Since 1990 1,800 soldiers – more than two a week – in or around military bases in Britain have died of ‘non-natural’ causes. It is true that over 170 First Gulf War veterans have committed suicide – five times as many as were killed in combat – but the majority of the deaths involve teenage recruits, serving in rear echelon units.
There are harrowing allegations of murder, rape, racism and torture inflicted upon youngsters, not by an enemy force, but by their own non-commissioned officer (NCO) instructors.
Thirteen soldiers are alleged to have killed themselves at Catterick, Yorkshire, since 1996. Lance Corporal Derek McGregor, it is said, killed himself in 2002. He had been beaten senseless by military police just prior to his death and the post mortem revealed black eyes, cuts to his stomach and bruising to his legs and scrotum.
The most horrifying allegations come from the Royal Logistic Corp training depot at Deepcut in Surrey. To date there are at least 173 accusations of serious misconduct – including eight allegations of rape, including gang rape, and 61 of other assaults.

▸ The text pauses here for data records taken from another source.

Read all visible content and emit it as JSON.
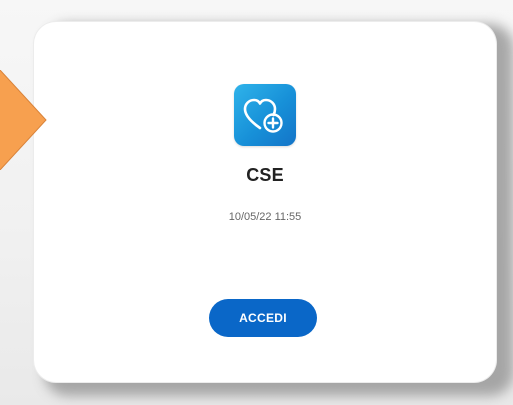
{
  "card": {
    "app_name": "CSE",
    "last_access": "10/05/22 11:55",
    "button_label": "ACCEDI",
    "icon": "heart-plus-icon"
  },
  "colors": {
    "button": "#0a67c8",
    "icon_gradient_start": "#2fb3ea",
    "icon_gradient_end": "#1474c8",
    "pointer_arrow": "#f7a04f"
  }
}
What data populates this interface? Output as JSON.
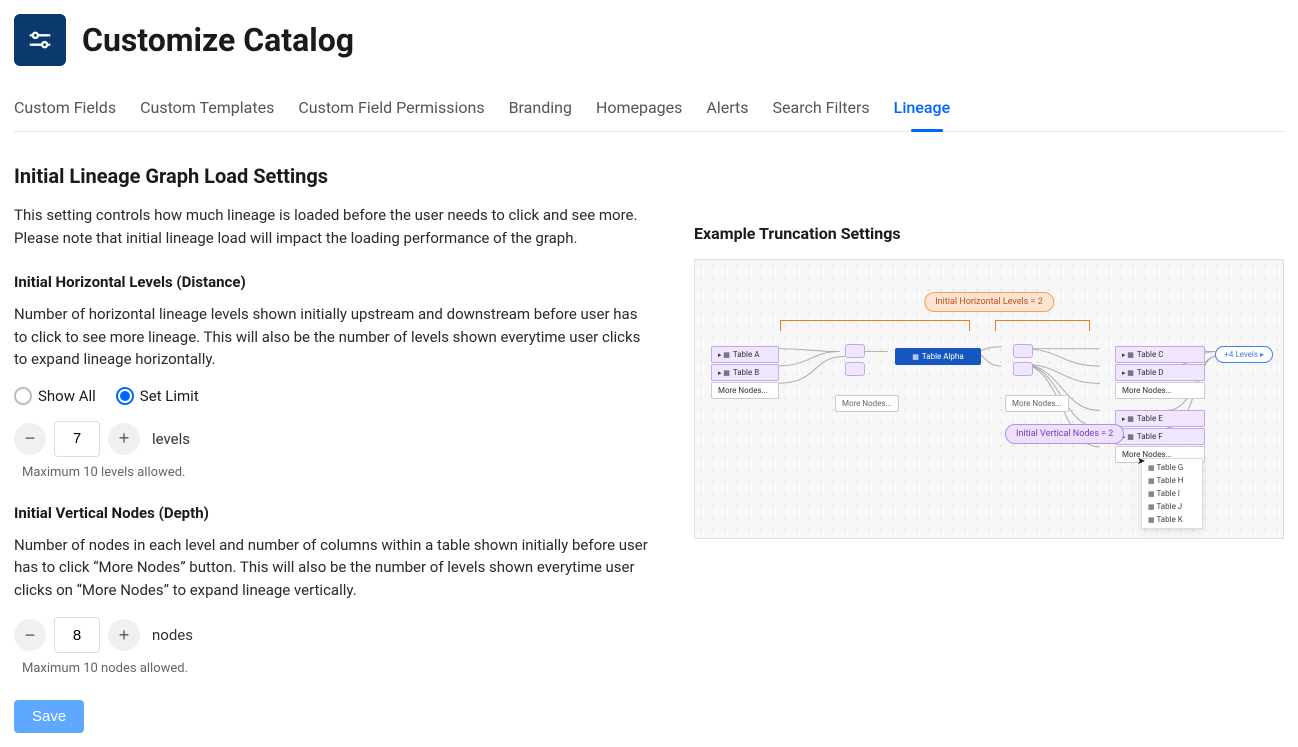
{
  "page_title": "Customize Catalog",
  "tabs": {
    "custom_fields": "Custom Fields",
    "custom_templates": "Custom Templates",
    "custom_field_permissions": "Custom Field Permissions",
    "branding": "Branding",
    "homepages": "Homepages",
    "alerts": "Alerts",
    "search_filters": "Search Filters",
    "lineage": "Lineage"
  },
  "section": {
    "title": "Initial Lineage Graph Load Settings",
    "desc": "This setting controls how much lineage is loaded before the user needs to click and see more. Please note that initial lineage load will impact the loading performance of the graph."
  },
  "horizontal": {
    "title": "Initial Horizontal Levels (Distance)",
    "desc": "Number of horizontal lineage levels shown initially upstream and downstream before user has to click to see more lineage. This will also be the number of levels shown everytime user clicks to expand lineage horizontally.",
    "radio_show_all": "Show All",
    "radio_set_limit": "Set Limit",
    "value": "7",
    "unit": "levels",
    "hint": "Maximum 10 levels allowed."
  },
  "vertical": {
    "title": "Initial Vertical Nodes (Depth)",
    "desc": "Number of nodes in each level and number of columns within a table shown initially before user has to click “More Nodes” button. This will also be the number of levels shown everytime user clicks on “More Nodes” to expand lineage vertically.",
    "value": "8",
    "unit": "nodes",
    "hint": "Maximum 10 nodes allowed."
  },
  "save_label": "Save",
  "example": {
    "title": "Example Truncation Settings",
    "badge_horiz": "Initial Horizontal Levels = 2",
    "badge_vert": "Initial Vertical Nodes = 2",
    "levels_btn": "+4 Levels",
    "more": "More Nodes...",
    "center": "Table Alpha",
    "left": {
      "a": "Table A",
      "b": "Table B"
    },
    "right": {
      "c": "Table C",
      "d": "Table D",
      "e": "Table E",
      "f": "Table F"
    },
    "dropdown": {
      "g": "Table G",
      "h": "Table H",
      "i": "Table I",
      "j": "Table J",
      "k": "Table K"
    }
  }
}
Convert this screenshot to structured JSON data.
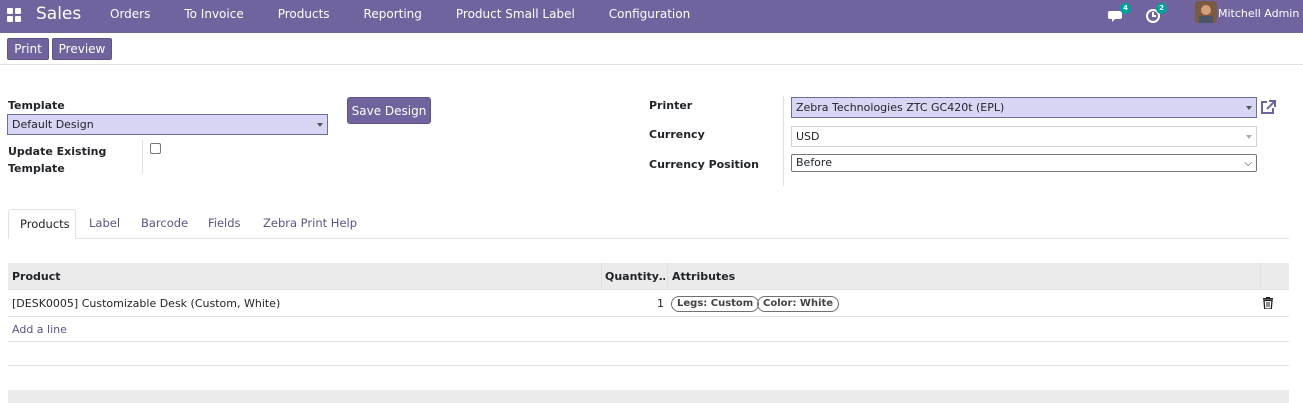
{
  "navbar": {
    "brand": "Sales",
    "menu": [
      "Orders",
      "To Invoice",
      "Products",
      "Reporting",
      "Product Small Label",
      "Configuration"
    ],
    "messages_count": "4",
    "activities_count": "2",
    "user_name": "Mitchell Admin",
    "icons": {
      "apps": "apps-grid-icon",
      "messages": "chat-icon",
      "activities": "clock-icon"
    }
  },
  "control_panel": {
    "print_label": "Print",
    "preview_label": "Preview"
  },
  "form": {
    "template_label": "Template",
    "template_value": "Default Design",
    "save_design_label": "Save Design",
    "update_existing_label_1": "Update Existing",
    "update_existing_label_2": "Template",
    "update_existing_checked": false,
    "printer_label": "Printer",
    "printer_value": "Zebra Technologies ZTC GC420t (EPL)",
    "currency_label": "Currency",
    "currency_value": "USD",
    "currency_position_label": "Currency Position",
    "currency_position_value": "Before"
  },
  "tabs": [
    "Products",
    "Label",
    "Barcode",
    "Fields",
    "Zebra Print Help"
  ],
  "active_tab": "Products",
  "table": {
    "headers": [
      "Product",
      "Quantity…",
      "Attributes"
    ],
    "rows": [
      {
        "product": "[DESK0005] Customizable Desk (Custom, White)",
        "quantity": "1",
        "attributes": [
          "Legs: Custom",
          "Color: White"
        ]
      }
    ],
    "add_line_label": "Add a line"
  },
  "colors": {
    "brand": "#71639e",
    "badge": "#00a09d",
    "link": "#5f5387"
  }
}
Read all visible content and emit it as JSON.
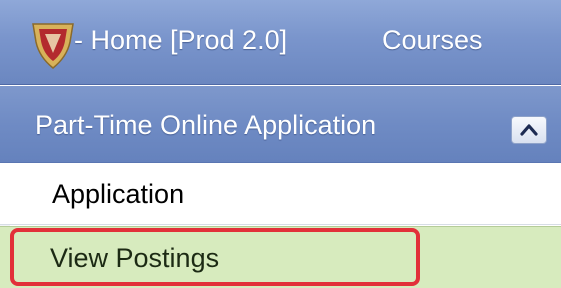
{
  "topbar": {
    "logo_icon": "shield-logo-icon",
    "home_label": "- Home [Prod 2.0]",
    "courses_label": "Courses"
  },
  "section": {
    "title": "Part-Time Online Application",
    "collapse_icon": "chevron-up-icon"
  },
  "menu": {
    "items": [
      {
        "label": "Application",
        "selected": false
      },
      {
        "label": "View Postings",
        "selected": true
      }
    ]
  },
  "colors": {
    "topbar": "#7a95cc",
    "section_header": "#6f8bc4",
    "selected_item_bg": "#d7ebbe",
    "highlight_outline": "#e23039",
    "logo_red": "#b32a2e",
    "logo_gold": "#d8b25a"
  }
}
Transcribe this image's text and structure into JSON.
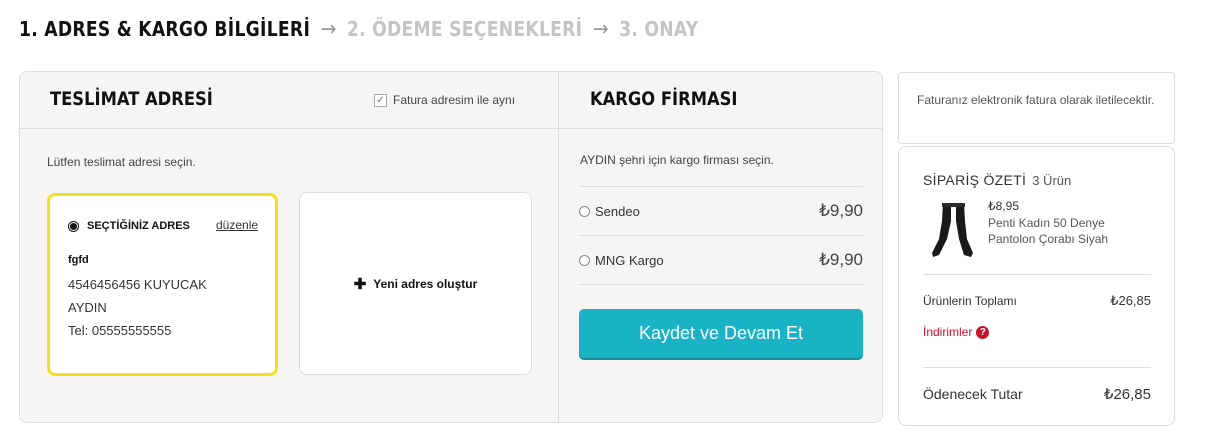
{
  "steps": {
    "step1": "1. ADRES & KARGO BİLGİLERİ",
    "step2": "2. ÖDEME SEÇENEKLERİ",
    "step3": "3. ONAY",
    "arrow": "→"
  },
  "delivery": {
    "title": "TESLİMAT ADRESİ",
    "same_billing_label": "Fatura adresim ile aynı",
    "same_billing_checked": true,
    "hint": "Lütfen teslimat adresi seçin.",
    "selected_card": {
      "selected_label": "SEÇTİĞİNİZ ADRES",
      "edit_label": "düzenle",
      "name": "fgfd",
      "line1": "4546456456 KUYUCAK",
      "line2": "AYDIN",
      "phone": "Tel: 05555555555"
    },
    "new_address_label": "Yeni adres oluştur",
    "accent_color": "#f3df1f"
  },
  "cargo": {
    "title": "KARGO FİRMASI",
    "hint": "AYDIN şehri için kargo firması seçin.",
    "options": [
      {
        "name": "Sendeo",
        "price": "₺9,90"
      },
      {
        "name": "MNG Kargo",
        "price": "₺9,90"
      }
    ],
    "continue_label": "Kaydet ve Devam Et",
    "button_color": "#1ab3c6"
  },
  "einvoice": {
    "text": "Faturanız elektronik fatura olarak iletilecektir."
  },
  "summary": {
    "title": "SİPARİŞ ÖZETİ",
    "count": "3 Ürün",
    "product": {
      "price": "₺8,95",
      "name": "Penti Kadın 50 Denye Pantolon Çorabı Siyah"
    },
    "subtotal_label": "Ürünlerin Toplamı",
    "subtotal_value": "₺26,85",
    "discounts_label": "İndirimler",
    "total_label": "Ödenecek Tutar",
    "total_value": "₺26,85",
    "discount_color": "#c8102e"
  }
}
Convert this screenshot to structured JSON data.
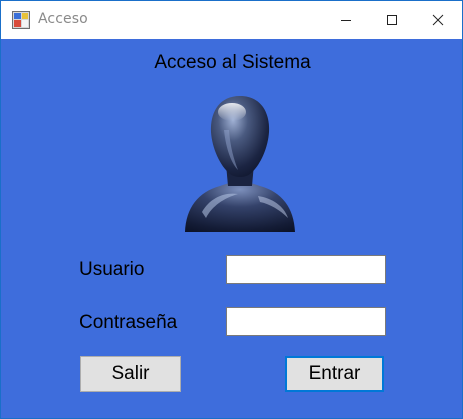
{
  "window": {
    "title": "Acceso",
    "controls": [
      "minimize-icon",
      "maximize-icon",
      "close-icon"
    ]
  },
  "form": {
    "heading": "Acceso al Sistema",
    "avatar_icon": "user-silhouette-icon",
    "usuario_label": "Usuario",
    "usuario_value": "",
    "contrasena_label": "Contraseña",
    "contrasena_value": "",
    "salir_label": "Salir",
    "entrar_label": "Entrar"
  },
  "colors": {
    "background": "#3e6ddc",
    "default_button_border": "#0078d7"
  }
}
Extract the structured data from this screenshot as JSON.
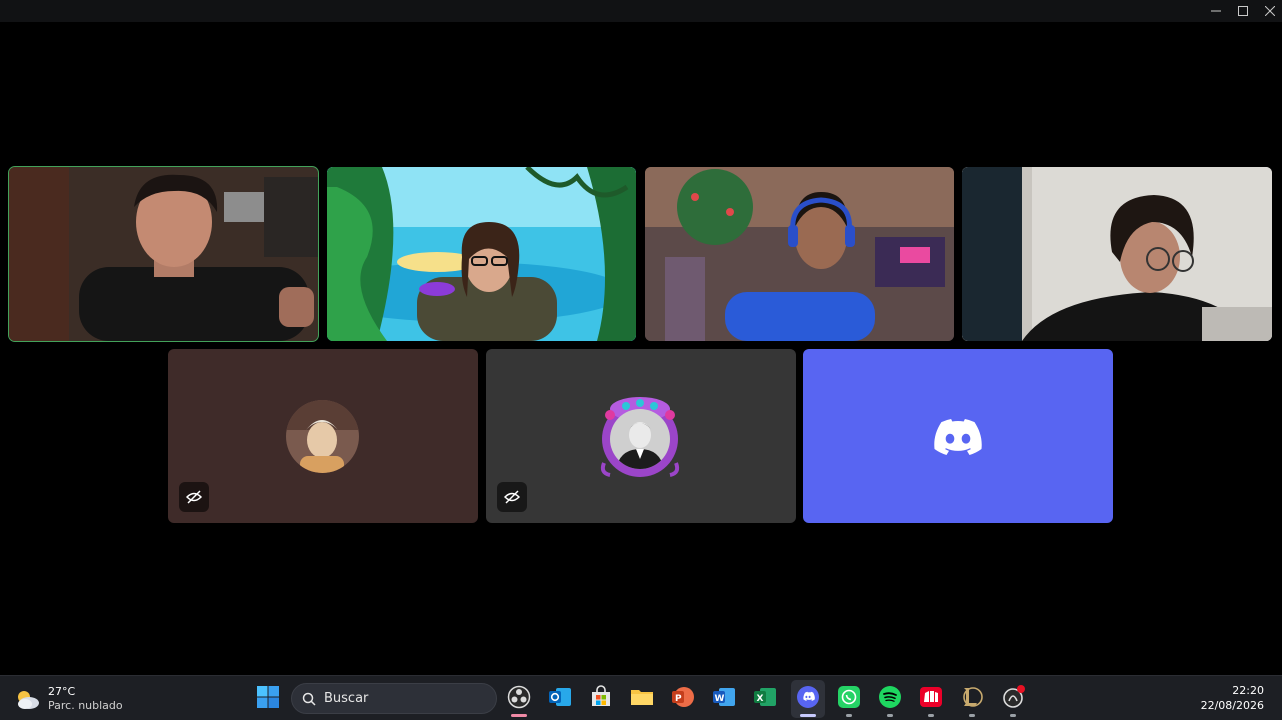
{
  "window": {
    "controls": [
      "minimize-icon",
      "maximize-icon",
      "close-icon"
    ]
  },
  "call": {
    "speaking_color": "#43a25a",
    "tiles": [
      {
        "kind": "video",
        "speaking": true
      },
      {
        "kind": "video",
        "speaking": false
      },
      {
        "kind": "video",
        "speaking": false
      },
      {
        "kind": "video",
        "speaking": false
      },
      {
        "kind": "avatar",
        "bg": "#3f2b29",
        "muted_icon": "camera-off-icon"
      },
      {
        "kind": "avatar",
        "bg": "#363636",
        "muted_icon": "camera-off-icon"
      },
      {
        "kind": "logo",
        "bg": "#5865f2",
        "icon": "discord-logo-icon"
      }
    ]
  },
  "taskbar": {
    "weather": {
      "temp": "27°C",
      "desc": "Parc. nublado",
      "icon": "partly-cloudy-icon"
    },
    "search": {
      "label": "Buscar",
      "icon": "search-icon"
    },
    "apps": [
      "start-icon",
      "obs-icon",
      "outlook-icon",
      "store-icon",
      "file-explorer-icon",
      "powerpoint-icon",
      "word-icon",
      "excel-icon",
      "discord-icon",
      "whatsapp-icon",
      "spotify-icon",
      "riot-client-icon",
      "league-icon",
      "overwolf-icon"
    ],
    "clock": {
      "time": "22:20",
      "date": "22/08/2026"
    }
  }
}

Some incidents mirror the sexual humiliation of Iraqi POWs by Coalition troops: recruits, male and female, forced to stand at attention stripped naked, in the middle of the night, whilst darts were thrown at them; a female soldier urinated on; another forced to strip naked and run around the parade square. A female soldier who reported gang-rape was threatened by regimental police until she withdrew the charge.
June 1995: Private Sean Benton, whilst on guard duty, was found with five gunshot wounds to his chest, fired from his own 5.56mm SA80 assault rifle. Ballistic experts report that only one round was fired from close range, yet the army insist it was suicide. The army laundered his shirt before forensic police could examine it.
November 1995: Private Cheryl James, 17, whilst on guard, was found with a gunshot wound to her head. The army says it was suicide. They ‘lost’ the bullet before it could be examined. Witnesses claim Private James was being forced to have a sexual relationship with an NCO.
September 2001: Private Geoff Gray, 18, whilst on guard, was found with two gunshot wounds to his head – yet five bullets were missing from his SA80 magazine. Ballistic experts report it is impossible to shoot yourself twice in the head with a SA80, yet the army claims it was suicide and has ‘lost’ the records of the issuing of weapons the night he was killed.
March 2002: Private James Collinson, 17, whilst on guard, was shot upwards through the chin. The army says he killed himself. The army cleaned his SA80 before it could be checked for fingerprints.
The families of the dead soldiers are campaigning for a public inquiry which is being resisted by the government.
As Leon Trotsky, who founded the Soviet Red Army, observed, ‘an army is always a copy of the society it serves – with this difference, that it gives social relations a concentrated character, carrying both their positive and negative features to an extreme.’
Therefore, if a society is racist, its army will be extremely racist. The same with class privilege, sexism, homophobia, brutality and all the rest of the muck and filth of capitalist society.